Town Council members approved cuts totaling slightly more than $1 million from the town and school budgets on Thursday in their attempt to diminish the impact of vast cuts in funding state government shares with municipalities, Daigle said.

The school budget validation vote will is set for Tuesday, Aug. 20 from 8 a.m. to 8 p.m. at Stearns High School. Daigle said she fears that voters could force town government over the fiscal cliff by rejecting the proposed school budget for a second time.

“I have been looking at our cash flow projections, and the longer we go out to get to a budget, the closer we come to hitting the wall of having no cash to run on,” Daigle said Monday. “People are probably getting tired of hearing it, but when I look at cash flow, these are real numbers I am looking at.”

The town had as of Monday a cash balance of about $600,000, though it dropped to $400,000 within the last two weeks, Daigle said. She announced the town had a cash flow shortage of about $3 million to $4.5 million in mid-June that was caused partly by the delinquency of the town’s top taxpayer, state revenue losses, sluggish property tax defaults and sluggish collections, and some budget overruns.

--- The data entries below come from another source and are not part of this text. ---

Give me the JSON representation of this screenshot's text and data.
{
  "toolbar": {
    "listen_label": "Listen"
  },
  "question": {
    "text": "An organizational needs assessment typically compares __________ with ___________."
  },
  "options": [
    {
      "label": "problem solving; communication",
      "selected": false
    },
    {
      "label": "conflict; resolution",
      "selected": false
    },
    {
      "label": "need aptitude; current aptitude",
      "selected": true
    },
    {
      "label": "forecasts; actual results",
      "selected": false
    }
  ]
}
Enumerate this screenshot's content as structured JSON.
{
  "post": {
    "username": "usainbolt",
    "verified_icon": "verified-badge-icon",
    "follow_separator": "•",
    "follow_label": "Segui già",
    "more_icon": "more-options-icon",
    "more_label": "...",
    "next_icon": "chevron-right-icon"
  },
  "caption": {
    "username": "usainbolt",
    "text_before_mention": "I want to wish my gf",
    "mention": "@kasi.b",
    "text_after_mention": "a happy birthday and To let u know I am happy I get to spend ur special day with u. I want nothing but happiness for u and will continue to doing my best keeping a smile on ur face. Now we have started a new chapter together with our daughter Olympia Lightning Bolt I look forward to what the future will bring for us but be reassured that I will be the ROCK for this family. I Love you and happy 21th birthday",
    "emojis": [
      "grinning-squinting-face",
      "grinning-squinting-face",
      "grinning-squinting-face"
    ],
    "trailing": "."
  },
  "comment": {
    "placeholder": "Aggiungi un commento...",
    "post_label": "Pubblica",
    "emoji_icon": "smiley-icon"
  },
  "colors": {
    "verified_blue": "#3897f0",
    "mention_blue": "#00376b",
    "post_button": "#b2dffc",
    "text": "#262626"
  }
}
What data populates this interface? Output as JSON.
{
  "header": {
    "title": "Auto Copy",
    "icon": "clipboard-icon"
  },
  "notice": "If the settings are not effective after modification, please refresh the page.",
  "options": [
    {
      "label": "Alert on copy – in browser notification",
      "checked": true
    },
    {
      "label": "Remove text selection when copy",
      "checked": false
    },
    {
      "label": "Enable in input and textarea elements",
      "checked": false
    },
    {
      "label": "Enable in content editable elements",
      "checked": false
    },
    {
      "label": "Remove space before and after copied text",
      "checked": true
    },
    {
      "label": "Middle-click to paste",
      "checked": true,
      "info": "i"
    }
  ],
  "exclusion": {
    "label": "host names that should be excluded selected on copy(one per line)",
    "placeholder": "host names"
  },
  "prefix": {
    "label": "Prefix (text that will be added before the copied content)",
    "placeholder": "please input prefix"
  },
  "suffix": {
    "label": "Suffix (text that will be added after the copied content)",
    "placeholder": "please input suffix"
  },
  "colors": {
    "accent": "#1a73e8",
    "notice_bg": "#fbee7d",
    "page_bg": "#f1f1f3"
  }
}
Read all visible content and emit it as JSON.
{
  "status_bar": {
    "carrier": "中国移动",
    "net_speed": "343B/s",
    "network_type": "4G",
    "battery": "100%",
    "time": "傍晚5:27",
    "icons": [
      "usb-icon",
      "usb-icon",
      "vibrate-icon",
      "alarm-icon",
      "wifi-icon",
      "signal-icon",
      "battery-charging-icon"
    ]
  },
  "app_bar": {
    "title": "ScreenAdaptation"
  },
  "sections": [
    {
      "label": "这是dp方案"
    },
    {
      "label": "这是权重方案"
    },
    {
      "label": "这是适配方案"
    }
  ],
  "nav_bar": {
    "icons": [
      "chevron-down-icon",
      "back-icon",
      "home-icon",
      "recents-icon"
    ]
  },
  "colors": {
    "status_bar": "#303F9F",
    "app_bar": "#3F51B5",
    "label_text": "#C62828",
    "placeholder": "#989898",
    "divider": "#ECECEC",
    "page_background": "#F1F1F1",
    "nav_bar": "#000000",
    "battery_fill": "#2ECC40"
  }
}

Town leaders have met with bankruptcy attorneys as part of determining the best course forward, though no bankruptcy filings are planned. The town operates on about $1.3 million per month, Daigle has said.

Despite the latest round of cuts, the town’s mill rate is expected to climb from 26.4 mills to about 29.5, she said. At 26.4 mills, owners of $50,000 properties pay $1,320 annually. At the new rate, they would pay $1,475.

Town Council Chairman John Davis and Kevin Gregory, the school board’s chairman, did not return messages seeking comment on Monday.

The latest round of cuts will leave the town’s Spruce Street garage unheated in winter, saving $8,500 in fuel, and only Airport Road paved next year, which saves about $129,000, Daigle said. Councilors also cut $14,900 from the town’s charity fund.

Since budget season began, the town’s budget dropped from $6.7 million to $6 million and the school budget fell from $6.57 million to $6.3 million, Daigle said. The town and school budgets for the 2013-14 budget year, which began July 1, are now lower than they were the previous year, but the state revenue-sharing cuts leave taxpayers paying more property taxes.

The council also opted to cut $324,000 from the school budget, intending but not ordering the money to come from a school department retiree account. Under the town charter, the school board sets school policy and determines how to spend the funds the council apportions for schools.

Some school board members have been opposed to cutting the retiree benefits, saying that the workers earned the benefits and the town is essentially breaking its word to them. Councilors have said that they regret the decision but find no alternative open to them except cutting education programs, which would harm students.

Cate Street Capital, which owns the industrial park and shut down paper mill on Katahdin Avenue, has promised to pay at least part of the $900,000 it owes the town in property taxes by mid-August.